そんな状態が続いたまま、京都大学病院での半年健診を迎えた。
検査が早朝から始まるので、両親付き添いの元、前日に京都入りし2泊3日の予定だった。
前日の夜もせっかくの京都、美味しい物を堪能したいところなのに全く食欲は無く、お茶漬けを半分食べるのがやっとでした。
検査当日、採血を終え、管理栄養士の先生と食事について面談していましたが、体調が悪くあまり会話が頭に入ってこない。
途中、採血結果を見ると、ナトリウムの数値がかなり低い事がわかり中断してそのまま処置室へ。
処置室で横になり、そのまま入院する事になりました。
「バクタ」内服を見なおし
「バクタ」という抗生剤は昔からある薬だけど、今もなおとても優秀な薬としてよく使われているそうです。
しかし、毎食3錠という量は私の体には少し負担が大きすぎたのか、副作用によって食欲不振を招き、さらに塩分不足(ナトリウムの低下)という悪循環に陥っていました。
そういった事から京都大学病院では抗生剤の見直しをする事になりました。
「バクタ」を月・水・金の朝1錠に戻し、新たに「ミノサイクリン」と「オーグメンチン」という抗生剤に切り替える事にしました。
「ミノサイクリン」は朝・夕に1錠。
「オーグメンチン」は毎食後に2錠です。
「バクタ」に比べ抗生剤としての力は低いようですが、現状でレントゲンなどで病変は見られない為、少し弱い物に変更しても大丈夫だろうとの事で変更に至りました。
入院して、生理食塩水の点滴投与、「バクタ」の中止で直ぐに体調が改善されました。
新たな抗生剤を始めても特に副作用が出る事も無く、1週間の入院を経て退院できることになりました。
追記:治療開始から1年経過
2018年10月下旬から始まった内服薬の服用も1年を迎えた11月上旬の通院を持って終了となりました。

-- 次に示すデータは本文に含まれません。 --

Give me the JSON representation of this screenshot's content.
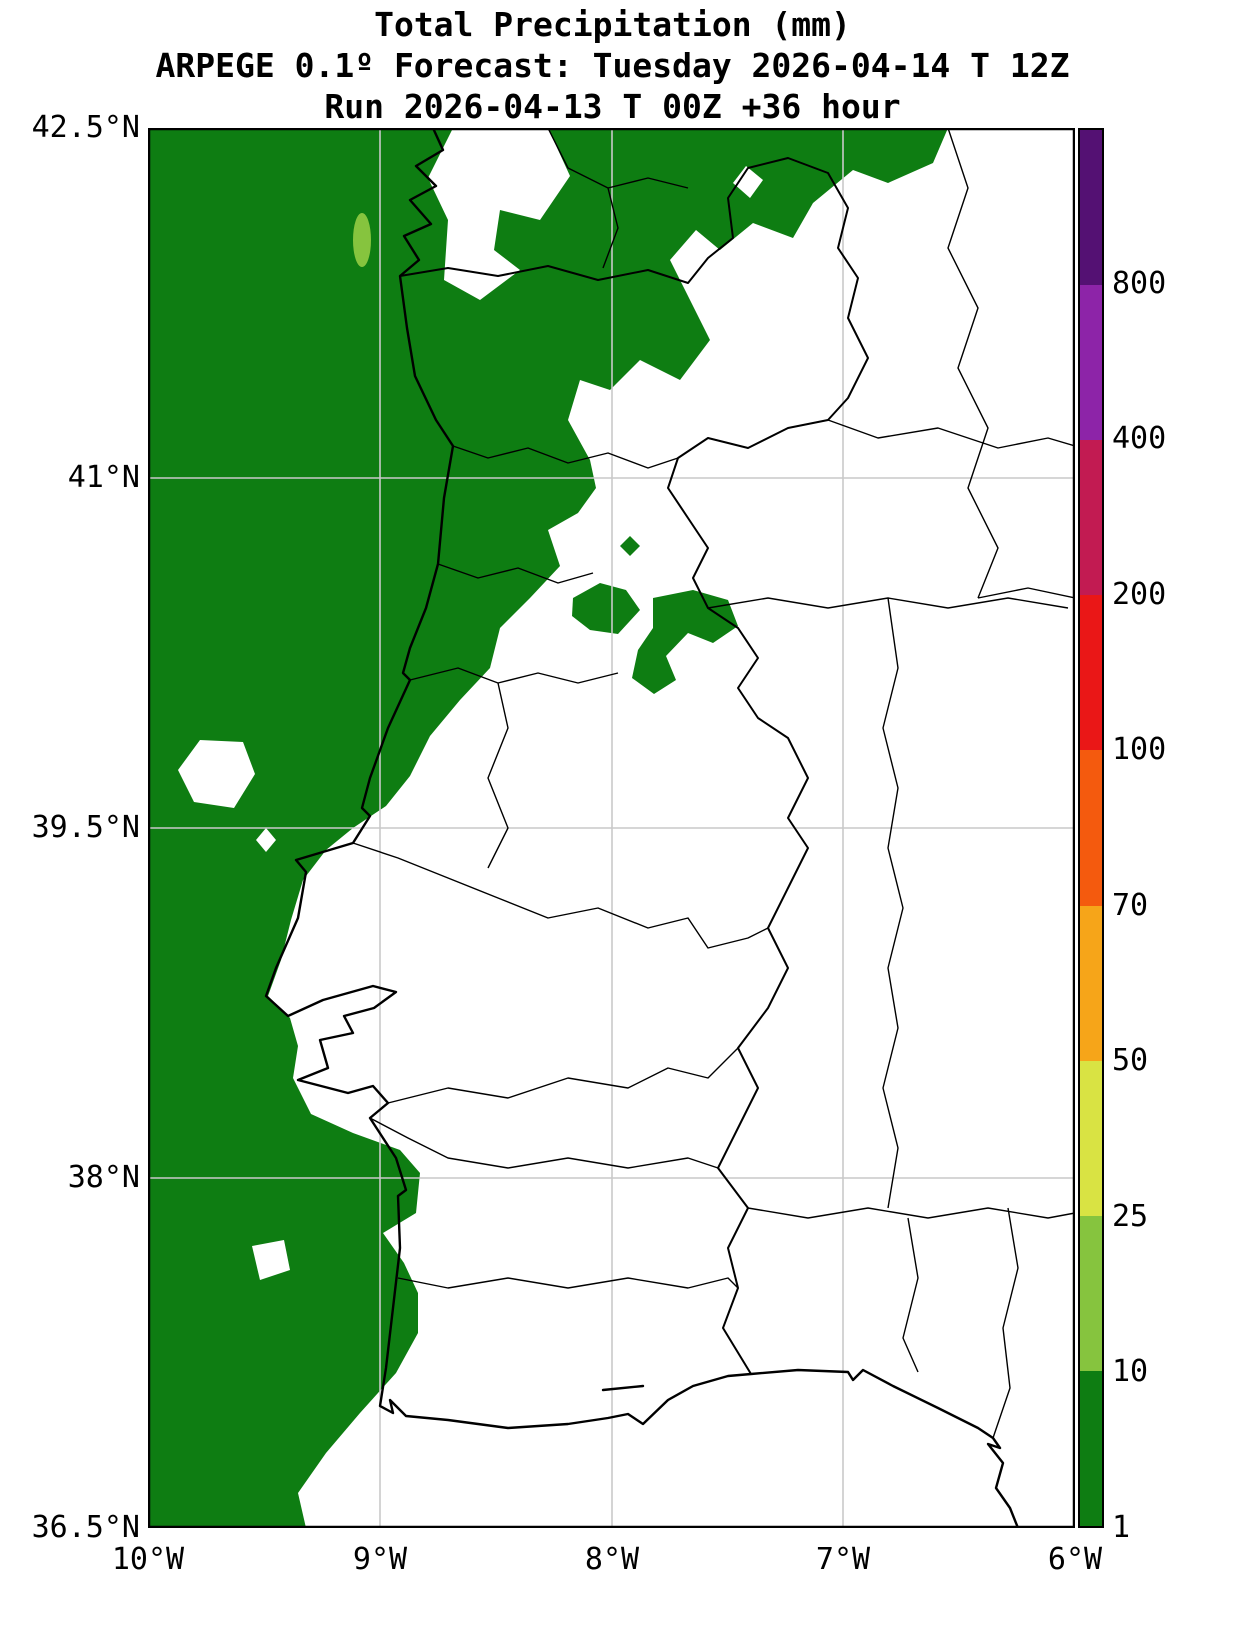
{
  "title": {
    "line1": "Total Precipitation (mm)",
    "line2": "ARPEGE 0.1º Forecast: Tuesday 2026-04-14 T 12Z",
    "line3": "Run 2026-04-13 T 00Z +36 hour"
  },
  "axes": {
    "lat_ticks": [
      "42.5°N",
      "41°N",
      "39.5°N",
      "38°N",
      "36.5°N"
    ],
    "lon_ticks": [
      "10°W",
      "9°W",
      "8°W",
      "7°W",
      "6°W"
    ]
  },
  "colorbar": {
    "tick_labels": [
      "800",
      "400",
      "200",
      "100",
      "70",
      "50",
      "25",
      "10",
      "1"
    ],
    "segments": [
      {
        "range": "1-10",
        "color": "#0e7d12"
      },
      {
        "range": "10-25",
        "color": "#86c43e"
      },
      {
        "range": "25-50",
        "color": "#d9e343"
      },
      {
        "range": "50-70",
        "color": "#f6a519"
      },
      {
        "range": "70-100",
        "color": "#f45a0e"
      },
      {
        "range": "100-200",
        "color": "#ea1717"
      },
      {
        "range": "200-400",
        "color": "#c21b52"
      },
      {
        "range": "400-800",
        "color": "#8d24a8"
      },
      {
        "range": "800+",
        "color": "#541173"
      }
    ]
  },
  "chart_data": {
    "type": "heatmap",
    "title": "Total Precipitation (mm)",
    "subtitle": "ARPEGE 0.1º Forecast: Tuesday 2026-04-14 T 12Z",
    "run_info": "Run 2026-04-13 T 00Z +36 hour",
    "lat_range": [
      36.5,
      42.5
    ],
    "lon_range": [
      -10,
      -6
    ],
    "grid": true,
    "legend_position": "right",
    "scale_boundaries_mm": [
      1,
      10,
      25,
      50,
      70,
      100,
      200,
      400,
      800
    ],
    "depicted_values": "Precipitation 1-10 mm over the Atlantic and northern/coastal Portugal; one small 10-25 mm cell near 9.1°W 42.1°N; interior Iberia below 1 mm"
  },
  "colors": {
    "precip_green": "#0e7d12",
    "precip_light_green": "#86c43e",
    "gridline_gray": "#c9c9c9",
    "coastline_black": "#000000"
  }
}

京都大学病院から内服が始まった抗生剤で新たな副作用も発生しました。
これで内服薬が2種類減りました。
気持ち的にもかなり楽になりました。
11月に入り、色々なウイルスなどが流行するので、感染に十分気を付けて生活してきます。
まとめ
肺ノカルジア症での入院経験のお話でした。
今回の治療では何よりも辛かったのが薬の副作用でした。
菌をやっつける為に始めた薬に私自身がやられてしまい、2ヶ月に渡り辛い思いをしました。

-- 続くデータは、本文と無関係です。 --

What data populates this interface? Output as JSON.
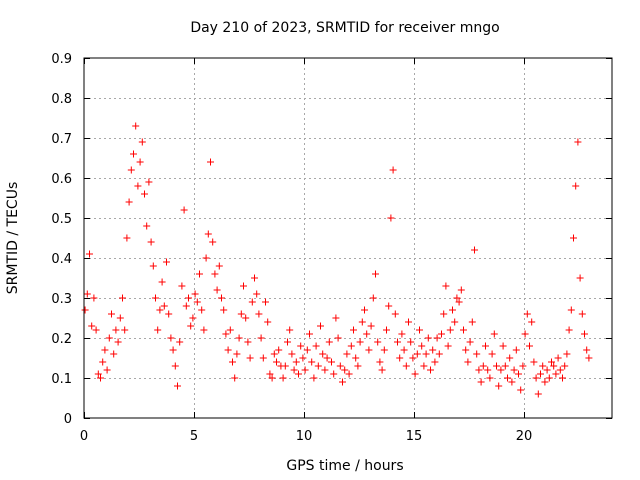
{
  "chart_data": {
    "type": "scatter",
    "title": "Day 210 of 2023, SRMTID for receiver mngo",
    "xlabel": "GPS time / hours",
    "ylabel": "SRMTID / TECUs",
    "xlim": [
      0,
      24
    ],
    "ylim": [
      0,
      0.9
    ],
    "xticks": [
      0,
      5,
      10,
      15,
      20
    ],
    "xtick_labels": [
      "0",
      "5",
      "10",
      "15",
      "20"
    ],
    "yticks": [
      0,
      0.1,
      0.2,
      0.3,
      0.4,
      0.5,
      0.6,
      0.7,
      0.8,
      0.9
    ],
    "ytick_labels": [
      "0",
      "0.1",
      "0.2",
      "0.3",
      "0.4",
      "0.5",
      "0.6",
      "0.7",
      "0.8",
      "0.9"
    ],
    "grid": true,
    "marker": "+",
    "color": "#ff0000",
    "series": [
      {
        "name": "SRMTID",
        "points": [
          [
            0.05,
            0.27
          ],
          [
            0.15,
            0.31
          ],
          [
            0.25,
            0.41
          ],
          [
            0.35,
            0.23
          ],
          [
            0.45,
            0.3
          ],
          [
            0.55,
            0.22
          ],
          [
            0.65,
            0.11
          ],
          [
            0.75,
            0.1
          ],
          [
            0.85,
            0.14
          ],
          [
            0.95,
            0.17
          ],
          [
            1.05,
            0.12
          ],
          [
            1.15,
            0.2
          ],
          [
            1.25,
            0.26
          ],
          [
            1.35,
            0.16
          ],
          [
            1.45,
            0.22
          ],
          [
            1.55,
            0.19
          ],
          [
            1.65,
            0.25
          ],
          [
            1.75,
            0.3
          ],
          [
            1.85,
            0.22
          ],
          [
            1.95,
            0.45
          ],
          [
            2.05,
            0.54
          ],
          [
            2.15,
            0.62
          ],
          [
            2.25,
            0.66
          ],
          [
            2.35,
            0.73
          ],
          [
            2.45,
            0.58
          ],
          [
            2.55,
            0.64
          ],
          [
            2.65,
            0.69
          ],
          [
            2.75,
            0.56
          ],
          [
            2.85,
            0.48
          ],
          [
            2.95,
            0.59
          ],
          [
            3.05,
            0.44
          ],
          [
            3.15,
            0.38
          ],
          [
            3.25,
            0.3
          ],
          [
            3.35,
            0.22
          ],
          [
            3.45,
            0.27
          ],
          [
            3.55,
            0.34
          ],
          [
            3.65,
            0.28
          ],
          [
            3.75,
            0.39
          ],
          [
            3.85,
            0.26
          ],
          [
            3.95,
            0.2
          ],
          [
            4.05,
            0.17
          ],
          [
            4.15,
            0.13
          ],
          [
            4.25,
            0.08
          ],
          [
            4.35,
            0.19
          ],
          [
            4.45,
            0.33
          ],
          [
            4.55,
            0.52
          ],
          [
            4.65,
            0.28
          ],
          [
            4.75,
            0.3
          ],
          [
            4.85,
            0.23
          ],
          [
            4.95,
            0.25
          ],
          [
            5.05,
            0.31
          ],
          [
            5.15,
            0.29
          ],
          [
            5.25,
            0.36
          ],
          [
            5.35,
            0.27
          ],
          [
            5.45,
            0.22
          ],
          [
            5.55,
            0.4
          ],
          [
            5.65,
            0.46
          ],
          [
            5.75,
            0.64
          ],
          [
            5.85,
            0.44
          ],
          [
            5.95,
            0.36
          ],
          [
            6.05,
            0.32
          ],
          [
            6.15,
            0.38
          ],
          [
            6.25,
            0.3
          ],
          [
            6.35,
            0.27
          ],
          [
            6.45,
            0.21
          ],
          [
            6.55,
            0.17
          ],
          [
            6.65,
            0.22
          ],
          [
            6.75,
            0.14
          ],
          [
            6.85,
            0.1
          ],
          [
            6.95,
            0.16
          ],
          [
            7.05,
            0.2
          ],
          [
            7.15,
            0.26
          ],
          [
            7.25,
            0.33
          ],
          [
            7.35,
            0.25
          ],
          [
            7.45,
            0.19
          ],
          [
            7.55,
            0.15
          ],
          [
            7.65,
            0.29
          ],
          [
            7.75,
            0.35
          ],
          [
            7.85,
            0.31
          ],
          [
            7.95,
            0.26
          ],
          [
            8.05,
            0.2
          ],
          [
            8.15,
            0.15
          ],
          [
            8.25,
            0.29
          ],
          [
            8.35,
            0.24
          ],
          [
            8.45,
            0.11
          ],
          [
            8.55,
            0.1
          ],
          [
            8.65,
            0.16
          ],
          [
            8.75,
            0.14
          ],
          [
            8.85,
            0.17
          ],
          [
            8.95,
            0.13
          ],
          [
            9.05,
            0.1
          ],
          [
            9.15,
            0.13
          ],
          [
            9.25,
            0.19
          ],
          [
            9.35,
            0.22
          ],
          [
            9.45,
            0.16
          ],
          [
            9.55,
            0.12
          ],
          [
            9.65,
            0.14
          ],
          [
            9.75,
            0.11
          ],
          [
            9.85,
            0.18
          ],
          [
            9.95,
            0.15
          ],
          [
            10.05,
            0.12
          ],
          [
            10.15,
            0.17
          ],
          [
            10.25,
            0.21
          ],
          [
            10.35,
            0.14
          ],
          [
            10.45,
            0.1
          ],
          [
            10.55,
            0.18
          ],
          [
            10.65,
            0.13
          ],
          [
            10.75,
            0.23
          ],
          [
            10.85,
            0.16
          ],
          [
            10.95,
            0.12
          ],
          [
            11.05,
            0.15
          ],
          [
            11.15,
            0.19
          ],
          [
            11.25,
            0.14
          ],
          [
            11.35,
            0.11
          ],
          [
            11.45,
            0.25
          ],
          [
            11.55,
            0.2
          ],
          [
            11.65,
            0.13
          ],
          [
            11.75,
            0.09
          ],
          [
            11.85,
            0.12
          ],
          [
            11.95,
            0.16
          ],
          [
            12.05,
            0.11
          ],
          [
            12.15,
            0.18
          ],
          [
            12.25,
            0.22
          ],
          [
            12.35,
            0.15
          ],
          [
            12.45,
            0.13
          ],
          [
            12.55,
            0.19
          ],
          [
            12.65,
            0.24
          ],
          [
            12.75,
            0.27
          ],
          [
            12.85,
            0.21
          ],
          [
            12.95,
            0.17
          ],
          [
            13.05,
            0.23
          ],
          [
            13.15,
            0.3
          ],
          [
            13.25,
            0.36
          ],
          [
            13.35,
            0.19
          ],
          [
            13.45,
            0.14
          ],
          [
            13.55,
            0.12
          ],
          [
            13.65,
            0.17
          ],
          [
            13.75,
            0.22
          ],
          [
            13.85,
            0.28
          ],
          [
            13.95,
            0.5
          ],
          [
            14.05,
            0.62
          ],
          [
            14.15,
            0.26
          ],
          [
            14.25,
            0.19
          ],
          [
            14.35,
            0.15
          ],
          [
            14.45,
            0.21
          ],
          [
            14.55,
            0.17
          ],
          [
            14.65,
            0.13
          ],
          [
            14.75,
            0.24
          ],
          [
            14.85,
            0.19
          ],
          [
            14.95,
            0.15
          ],
          [
            15.05,
            0.11
          ],
          [
            15.15,
            0.16
          ],
          [
            15.25,
            0.22
          ],
          [
            15.35,
            0.18
          ],
          [
            15.45,
            0.13
          ],
          [
            15.55,
            0.16
          ],
          [
            15.65,
            0.2
          ],
          [
            15.75,
            0.12
          ],
          [
            15.85,
            0.17
          ],
          [
            15.95,
            0.14
          ],
          [
            16.05,
            0.2
          ],
          [
            16.15,
            0.16
          ],
          [
            16.25,
            0.21
          ],
          [
            16.35,
            0.26
          ],
          [
            16.45,
            0.33
          ],
          [
            16.55,
            0.18
          ],
          [
            16.65,
            0.22
          ],
          [
            16.75,
            0.27
          ],
          [
            16.85,
            0.24
          ],
          [
            16.95,
            0.3
          ],
          [
            17.05,
            0.29
          ],
          [
            17.15,
            0.32
          ],
          [
            17.25,
            0.22
          ],
          [
            17.35,
            0.17
          ],
          [
            17.45,
            0.14
          ],
          [
            17.55,
            0.19
          ],
          [
            17.65,
            0.24
          ],
          [
            17.75,
            0.42
          ],
          [
            17.85,
            0.16
          ],
          [
            17.95,
            0.12
          ],
          [
            18.05,
            0.09
          ],
          [
            18.15,
            0.13
          ],
          [
            18.25,
            0.18
          ],
          [
            18.35,
            0.12
          ],
          [
            18.45,
            0.1
          ],
          [
            18.55,
            0.16
          ],
          [
            18.65,
            0.21
          ],
          [
            18.75,
            0.13
          ],
          [
            18.85,
            0.08
          ],
          [
            18.95,
            0.12
          ],
          [
            19.05,
            0.18
          ],
          [
            19.15,
            0.13
          ],
          [
            19.25,
            0.1
          ],
          [
            19.35,
            0.15
          ],
          [
            19.45,
            0.09
          ],
          [
            19.55,
            0.12
          ],
          [
            19.65,
            0.17
          ],
          [
            19.75,
            0.11
          ],
          [
            19.85,
            0.07
          ],
          [
            19.95,
            0.13
          ],
          [
            20.05,
            0.21
          ],
          [
            20.15,
            0.26
          ],
          [
            20.25,
            0.18
          ],
          [
            20.35,
            0.24
          ],
          [
            20.45,
            0.14
          ],
          [
            20.55,
            0.1
          ],
          [
            20.65,
            0.06
          ],
          [
            20.75,
            0.11
          ],
          [
            20.85,
            0.13
          ],
          [
            20.95,
            0.09
          ],
          [
            21.05,
            0.12
          ],
          [
            21.15,
            0.1
          ],
          [
            21.25,
            0.14
          ],
          [
            21.35,
            0.13
          ],
          [
            21.45,
            0.11
          ],
          [
            21.55,
            0.15
          ],
          [
            21.65,
            0.12
          ],
          [
            21.75,
            0.1
          ],
          [
            21.85,
            0.13
          ],
          [
            21.95,
            0.16
          ],
          [
            22.05,
            0.22
          ],
          [
            22.15,
            0.27
          ],
          [
            22.25,
            0.45
          ],
          [
            22.35,
            0.58
          ],
          [
            22.45,
            0.69
          ],
          [
            22.55,
            0.35
          ],
          [
            22.65,
            0.26
          ],
          [
            22.75,
            0.21
          ],
          [
            22.85,
            0.17
          ],
          [
            22.95,
            0.15
          ]
        ]
      }
    ]
  }
}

今回の抗生剤そのものが悪いわけではありませんが、人によって合う合わないというのは必ず出てきますし、薬は副作用も伴います。
本当に薬というのは良くも悪くも紙一重な部分があると感じます。
内服を始めて少しでも違和感を感じたら、しっかりと担当医に報告して対処してもらわなければいけないと思いました。
今回のノカルジア感染を経験して、より一層、外部からの感染に気を付けなければ行けないと思い知らされました。
もうこれ以上薬が増えるのは嫌です。